Diesen Samstag nutze ich nicht wie gewöhnlich, um E-Mails zu beantworten oder in der Woche liegen gebliebene Arbeiten zu erledigen. Nein, dieses Mal ist das Schreiben einer meiner Gedanken, der mich darauf hinweist: »Schaue dir das Thema an und bringe mehr Licht in die Welt.«
So sitze ich hier bei sonnigem, windigem Wetter und wage den Schritt, nehme meine Tagebücher in die Hand, lese darin und beginne zu schreiben.
Im gleichen Atemzug ist da Angst – Angst, mich mit dem Thema zu beschäftigen, das mich jahrelang begleitet hat und mich beinahe das Leben gekostet hätte.
Doch ich weiß, die Angst ist »nur« da. Ich bin nicht diese Angst. Sie ist ein Gefühl, das mich durchfließt und das ich akzeptiere. Es ist verständlich, dass da Angst ist. Es war eine schwere Zeit, die mich geprägt hat und in der ich unendlich gelitten habe. Das tut weh, heute noch.
Es ist vorbei – und jetzt ist jetzt. Mit der Arbeit an diesem Buch möchte ich jenen vergangenen Lebensabschnitt niederschreiben, anderen zeigen, dass Angst ein Gefühl ist, das wir fühlen dürfen, das wir aber nicht selbst sind. Ich möchte, dass jeder, der dieses Buch liest oder davon hört, weiß:
»Du bist nicht allein!«
Mit Kinderaugen sehen
Solange ich mich zurückerinnern kann, war ich ein ganz normales Mädchen. Schon als ich anfing, Fahrrad zu fahren, waren meine Hand- und Fußnägel rot lackiert.
Während ich diese Zeilen schreibe, muss ich grienen.
Ja, ich hatte bunt lackierte Nägel, einen sehr zierlichen Körper, trug schicke Bikinis, Kleider und Röcke und hatte lange dunkelblonde Haare, die ich meist zu zwei Zöpfen gebunden hatte.
So ein richtiges Bild eines Mädchens eben.
Ich achtete schon als Kind auf mein Aussehen. Vielleicht ist das darauf zurückzuführen, dass in der Familie allgemein sehr viel Wert darauf gelegt wurde, was andere wohl dachten. Das »Außen« war allen sehr wichtig.

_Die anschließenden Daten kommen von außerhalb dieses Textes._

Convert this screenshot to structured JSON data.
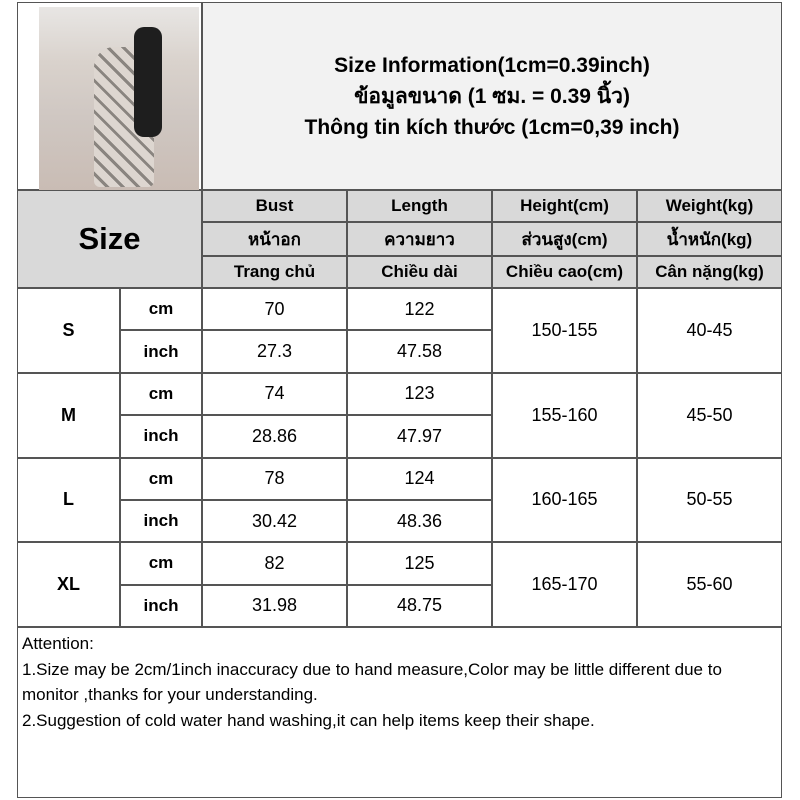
{
  "title_lines": [
    "Size Information(1cm=0.39inch)",
    "ข้อมูลขนาด (1 ซม. = 0.39 นิ้ว)",
    "Thông tin kích thước (1cm=0,39 inch)"
  ],
  "size_label": "Size",
  "columns": [
    [
      "Bust",
      "หน้าอก",
      "Trang chủ"
    ],
    [
      "Length",
      "ความยาว",
      "Chiều dài"
    ],
    [
      "Height(cm)",
      "ส่วนสูง(cm)",
      "Chiều cao(cm)"
    ],
    [
      "Weight(kg)",
      "น้ำหนัก(kg)",
      "Cân nặng(kg)"
    ]
  ],
  "units": [
    "cm",
    "inch"
  ],
  "rows": [
    {
      "size": "S",
      "cm": [
        "70",
        "122"
      ],
      "inch": [
        "27.3",
        "47.58"
      ],
      "height": "150-155",
      "weight": "40-45"
    },
    {
      "size": "M",
      "cm": [
        "74",
        "123"
      ],
      "inch": [
        "28.86",
        "47.97"
      ],
      "height": "155-160",
      "weight": "45-50"
    },
    {
      "size": "L",
      "cm": [
        "78",
        "124"
      ],
      "inch": [
        "30.42",
        "48.36"
      ],
      "height": "160-165",
      "weight": "50-55"
    },
    {
      "size": "XL",
      "cm": [
        "82",
        "125"
      ],
      "inch": [
        "31.98",
        "48.75"
      ],
      "height": "165-170",
      "weight": "55-60"
    }
  ],
  "attention": {
    "heading": "Attention:",
    "notes": [
      "1.Size may be 2cm/1inch inaccuracy due to hand measure,Color may be little different due to monitor ,thanks for your understanding.",
      "2.Suggestion of cold water hand washing,it can help items keep their shape."
    ]
  }
}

Darüber hinaus waren Jungen »mehr wert« als Mädchen, und so war es auch deutlich zu spüren, dass die Familie an meiner Stelle damals lieber einen Jungen gehabt hätte.
Dann kam jedoch »Klein Cassandra« – gut so, wie ich finde! Ich bin froh, dass ich hier sein darf, dass ich auf dieser Erde lebe, dass ich eine Frau bin und diese Zeilen schreiben kann.
Ich tat immer das, was von mir erwartet wurde, war lieb, ruhig, unkompliziert und wurde kaum bemerkt.
Im Alter von neun Monaten kam ich bereits in die Kinderkrippe, weil meine Mutter dort arbeitete. Als ich später in den Kindergarten kam, gefiel mir das nicht so. Kaum war ich dort, wurde ich krank. Wurde ich abgeholt, ging es mir besser, und im Nu war ich wieder gesund.
Da meine Mutter als Erzieherin in der Kita arbeitete, in der ich war, und sich die Kinderkrippe sowie der Kindergarten für die Älteren in getrennten Räumlichkeiten befanden, sah ich meine Mutter dort kaum. Wenn ich sie sah, wollte ich zu ihr. Noch heute ist mir in Erinnerung, wie ich vor dem bunten, hohen Kindergartenzaun stand, meine Mutter sah, rauswollte und nicht konnte. Ich weinte, bekam Fieber, mochte nichts essen.
Zwei Jahre später, als meine Schwester in den Kindergarten kam, beruhigte sich die Situation.
Aus heutiger Sicht ist es vollkommen verständlich, wie ich mich als ein so kleines Kind »hinter Gittern« fühlte. Ich stand da, sah meine Mutter. Sie war vor mir und doch so fern. So etwas muss für ein Kind, das auf seine Mutter bzw. seine Eltern angewiesen ist und sich von ihnen getrennt fühlt, enorm schmerzlich sein. Und das war es für mich.
Noch heute wird mir in der einen oder anderen Situation dieses Gefühl der Trennung – »nah und doch so fern« – bewusst. Doch weiß ich jetzt, anders als früher, wo dieses Gefühl herkommt und dass es ein Gefühl ist und keine Tatsache.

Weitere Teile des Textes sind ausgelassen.